Mater Dei did that despite losing three key players. Alexyz Vaioletama, a member of the under-16 U.S. national team, missed the entire season with shin injuries. The Monarchs lost Lauren Rock to a season-ending knee injury before the playoffs started, and Taylor Spears transferred to arch-rival Brea Olinda.

That’s enough to decimate most teams, but most teams don’t have a player as talented and skilled as Mosqueda-Lewis roaming the hardwood.

Mosqueda-Lewis was the Gatorade state player of the year as a sophomore and this season she led the Monarchs to a second consecutive CIF-SS Division 2A championship and a berth in the CIF Division 2 state title game against Carondelet of Concord on Friday at 6 p.m. at Rabobank Arena in Bakersfield.

For all her accomplishments this season, Mosqueda-Lewis has been selected The Register’s 2009-10 girls basketball player of the year.

Mosqueda-Lewis was named the tournament MVP after leading the Monarchs to the Nike Tournament of Champions title in the elite division in Chandler, Ariz. She came up big for the Monarchs when they upset St. Mary’s of Stockton, which was ranked No. 1 in the nation at the time, in the tournament finals.

Mosqueda-Lewis, who shot 58 percent from the field and 52.6 percent from 3-point range for the season, was the tournament MVP after leading Mater Dei to the Nike Interstate Shootout title in Oregon.

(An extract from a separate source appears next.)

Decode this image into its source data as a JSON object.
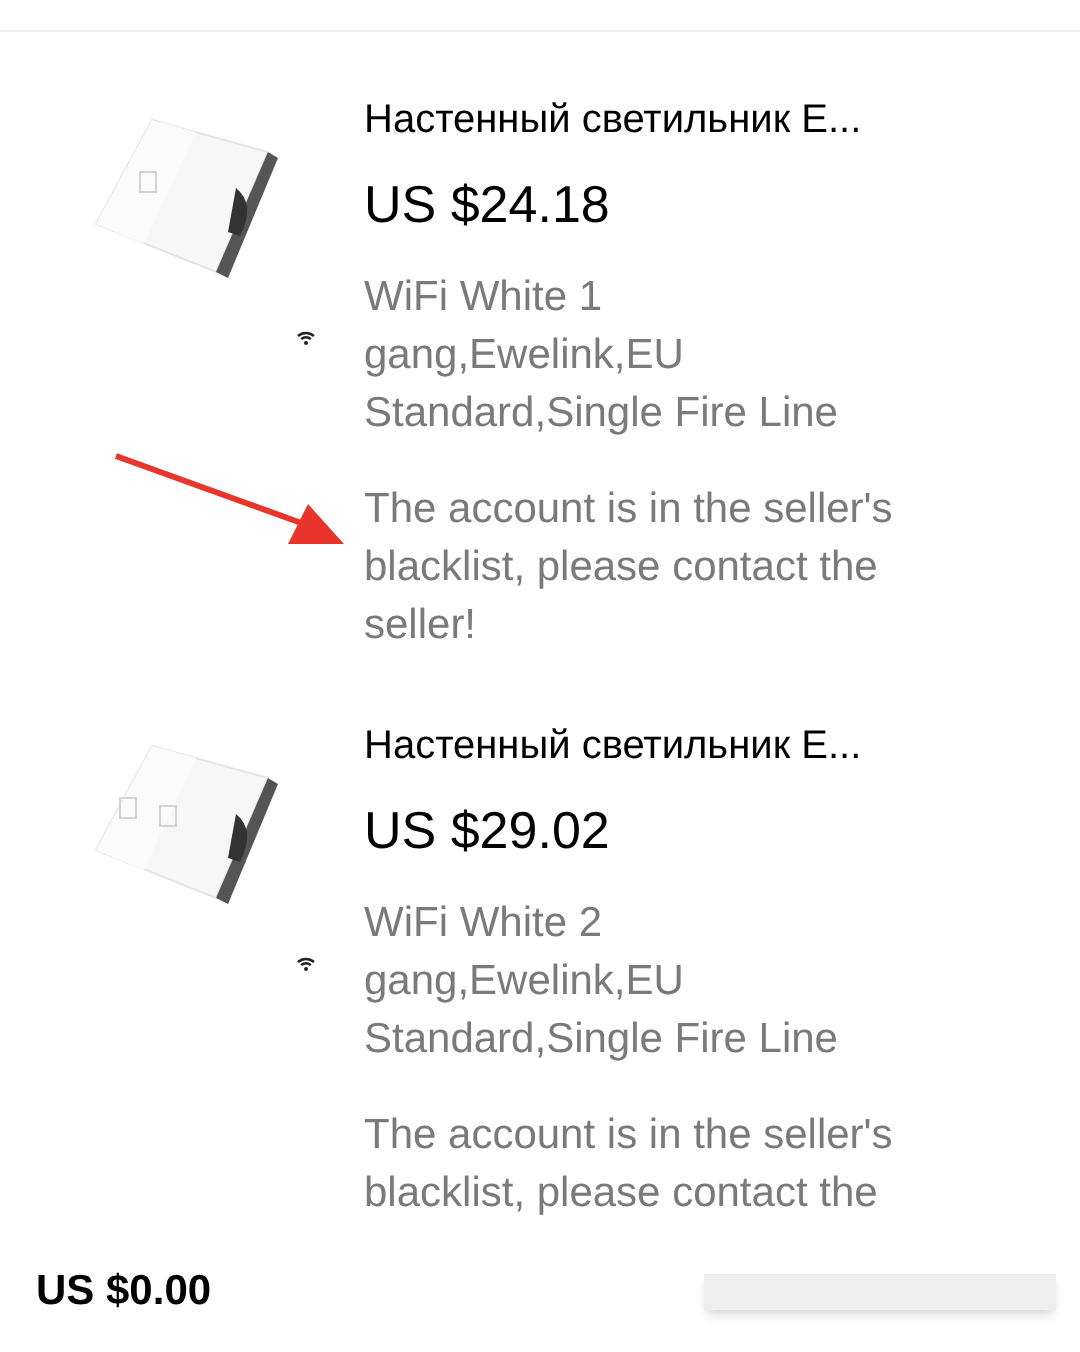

Mosqueda-Lewis, who averaged 23.9 points, 8 rebounds and 2.3 assists, was named the Trinity League MVP after the Monarchs went undefeated in league. Santa Margarita (Division 3A champion), Orange Lutheran (Division 4AA semifinalist) and JSerra (Division 4A quarterfinalist) from the Trinity League all went deep into the postseason, but Mater Dei beat its league opposition by an average of 37.9 points per game.

There was only one team that had Mater Dei’s number the past two seasons: Brea Olinda. The Ladycats defeated Mater Dei in the CIF Southern California Division 2 regional finals last season and again this season in the Tony Matson Memorial Classic on Jan. 18. Both times Mater Dei went in ranked as the No. 1 team in the nation.

“I think every time we came out to play Brea it was never an intimidation in our minds when we saw the name Brea next to us having to playing them again,” Mosqueda-Lewis said.

Whatever it was Brea Olinda had Mater Dei’s number. But the Monarchs finally got the Brea Olinda monkey off their backs with a 51-46 victory over the Ladycats in the Division 2 regional finals on Saturday at USC’s Galen Center.

“To finally knock them off, obviously, feels good to us,” Mosqueda-Lewis said. “We feel like we worked really hard to get to where we are now. Obviously, like Coach (Kevin) Kiernan said, we are a way different team than we were earlier in the season and even last year. We’ve just come to realize that we need to come together and play as a team if we want to defeat a team like Brea. They have so many great individuals, but they are a greater force together. We realized that and we practiced to make that work against them.

“Like Coach Kiernan said, we played the toughest schedule in the country this year. We played St. Mary’s and we played tough and we were mentally tough and we beat them. We played a lot of other great teams this season. I don’t think Brea is a step below any of those teams, but at the same time I don’t think our team is below any of those teams also.”